I can’t do it. I’ve tried and I’ve tried but I’m sorry, I just can’t. I know I must be in the wrong because everybody – everybody! – keeps telling me so. But despite everything I just can’t bring myself to like Melbourne.
I can hear those of you in the know gasping. Has Ged become so shallow that he’s fallen for the fake and easy charms of Sydney? Is he such a fan of boardshorts, beer and barby (not Barbie) that he prefers the bottle-blond of the nation’s largest city to the sophisticated allure of it’s cultural capital? Well, yes.
You see, I think Melbourne looks like Birmingham. And not even Birmingham now, but Birmingham in the 80’s. It’s dirty and grey and every so often smells of urine. I know it’s got the laneways and the funky shops and an apparently endless list of seriously cool bars. But I have a theory about that. As Big Andrea once pointed out, only countries with really bad climates are good at interior design. “If you have to create your own environment you tend to do a good job of it”. Big Andrea’s like that. She’s always right.

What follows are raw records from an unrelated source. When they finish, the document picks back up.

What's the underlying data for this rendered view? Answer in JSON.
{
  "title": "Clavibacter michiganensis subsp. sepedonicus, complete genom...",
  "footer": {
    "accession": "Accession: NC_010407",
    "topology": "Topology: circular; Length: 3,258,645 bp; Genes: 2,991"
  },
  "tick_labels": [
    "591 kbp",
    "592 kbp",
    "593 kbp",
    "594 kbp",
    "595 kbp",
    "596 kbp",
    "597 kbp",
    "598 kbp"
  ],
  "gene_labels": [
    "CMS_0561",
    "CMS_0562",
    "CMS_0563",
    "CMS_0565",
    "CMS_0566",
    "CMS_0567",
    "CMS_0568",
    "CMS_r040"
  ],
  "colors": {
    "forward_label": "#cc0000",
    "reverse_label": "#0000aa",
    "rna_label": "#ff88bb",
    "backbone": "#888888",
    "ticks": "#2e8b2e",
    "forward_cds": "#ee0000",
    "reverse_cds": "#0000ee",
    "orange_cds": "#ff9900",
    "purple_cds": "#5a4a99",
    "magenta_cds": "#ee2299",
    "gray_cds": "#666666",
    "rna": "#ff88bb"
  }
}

It’s certainly true Melbourne has a bad climate. It swelters in the summer for weeks on end of 40 degrees plus (those awful bushfires earlier this year were only an hour or so away), and in the winter it freezes (ski fields only three hours away). Taxi drivers keep telling me Melbourne is in a drought but every time I’ve ever been there it’s been raining under a concrete sky. Which reminds me of my favourite Birmingham quote. “Even if you cleared up the dog shit, it’d still be Birmingham”. That’s how I feel about Melbourne.
Admittedly, the last few times I’ve been there it has been for work and a long-distance commute does few cities any favours. The only thing worse than airport-taxi-office-airport is airport-taxi-novotel-office-airport. But this time I spent an extra day there, hung out with my cousin Millie who took me to best tapas bar I’ve seen outside of Spain and to an exhibition by an amazing artist I’d never heard of.

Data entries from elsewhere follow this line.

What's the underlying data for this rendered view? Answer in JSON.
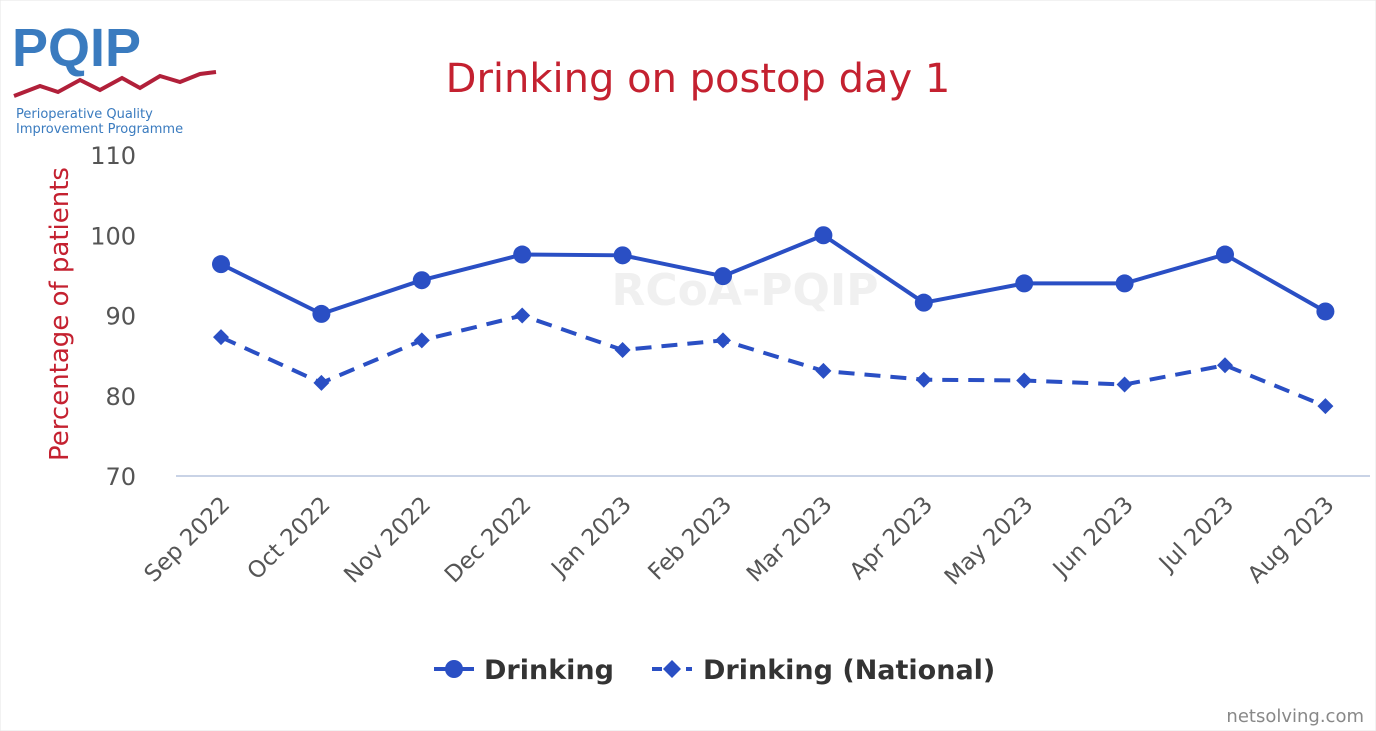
{
  "logo": {
    "wordmark": "PQIP",
    "subtitle_line1": "Perioperative Quality",
    "subtitle_line2": "Improvement Programme"
  },
  "watermark": "RCoA-PQIP",
  "credit": "netsolving.com",
  "colors": {
    "title": "#c42130",
    "ylabel": "#c42130",
    "series": "#2a4fc4",
    "tick_text": "#555555",
    "axis_line": "#c9d3e6",
    "logo_blue": "#3a7bbf",
    "logo_red": "#b1203a",
    "logo_text": "#3a7bbf"
  },
  "chart_data": {
    "type": "line",
    "title": "Drinking on postop day 1",
    "xlabel": "",
    "ylabel": "Percentage of patients",
    "ylim": [
      70,
      110
    ],
    "yticks": [
      70,
      80,
      90,
      100,
      110
    ],
    "grid": false,
    "legend_position": "bottom-center",
    "categories": [
      "Sep 2022",
      "Oct 2022",
      "Nov 2022",
      "Dec 2022",
      "Jan 2023",
      "Feb 2023",
      "Mar 2023",
      "Apr 2023",
      "May 2023",
      "Jun 2023",
      "Jul 2023",
      "Aug 2023"
    ],
    "series": [
      {
        "name": "Drinking",
        "marker": "circle",
        "dash": "solid",
        "values": [
          96.4,
          90.2,
          94.4,
          97.6,
          97.5,
          94.9,
          100.0,
          91.6,
          94.0,
          94.0,
          97.6,
          90.5
        ]
      },
      {
        "name": "Drinking (National)",
        "marker": "diamond",
        "dash": "dashed",
        "values": [
          87.3,
          81.6,
          86.9,
          90.0,
          85.7,
          86.9,
          83.1,
          82.0,
          81.9,
          81.4,
          83.8,
          78.7
        ]
      }
    ]
  }
}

So I’ll give you the bars and the galleries. And the cafes. And the funky little boutiques, the seriously cool graffiti and the different little restaurant every time you go. It costs $10,000 to open a bar in Victoria, $250,000 in New South Wales and that, until recently, explained the different experience of visiting the two cities. They get off-the-wall holes-in-the-wall, we get mega-sportsbars. But didn’t legislation change that last year? Everyone seems to think so but no one’s quite sure. Certainly there’s nowhere yet serving alcohol in Sydney that could be described as funky or cool.
But so what? Even if we’d got Wicked! instead of Priscilla, art instead of Andre Rieu, skiing less than six hours away, the Australian Open, the Grand Prix, Kath & Kim, a half-decent casino, I’d still prefer Sydney. Walk with me for ten minutes by great rolling ocean, swim out with me in crystalline water, sail on our harbour and tell me there’s any city, anywhere in the world* that has anything to compare. See. You can’t.
*South Africa doesn’t count, Brazil’s too violent and Marseille lost its allure years ago. Always read washing instructions. Your home may be at risk if you do not keep up payments on a loan taken out against it.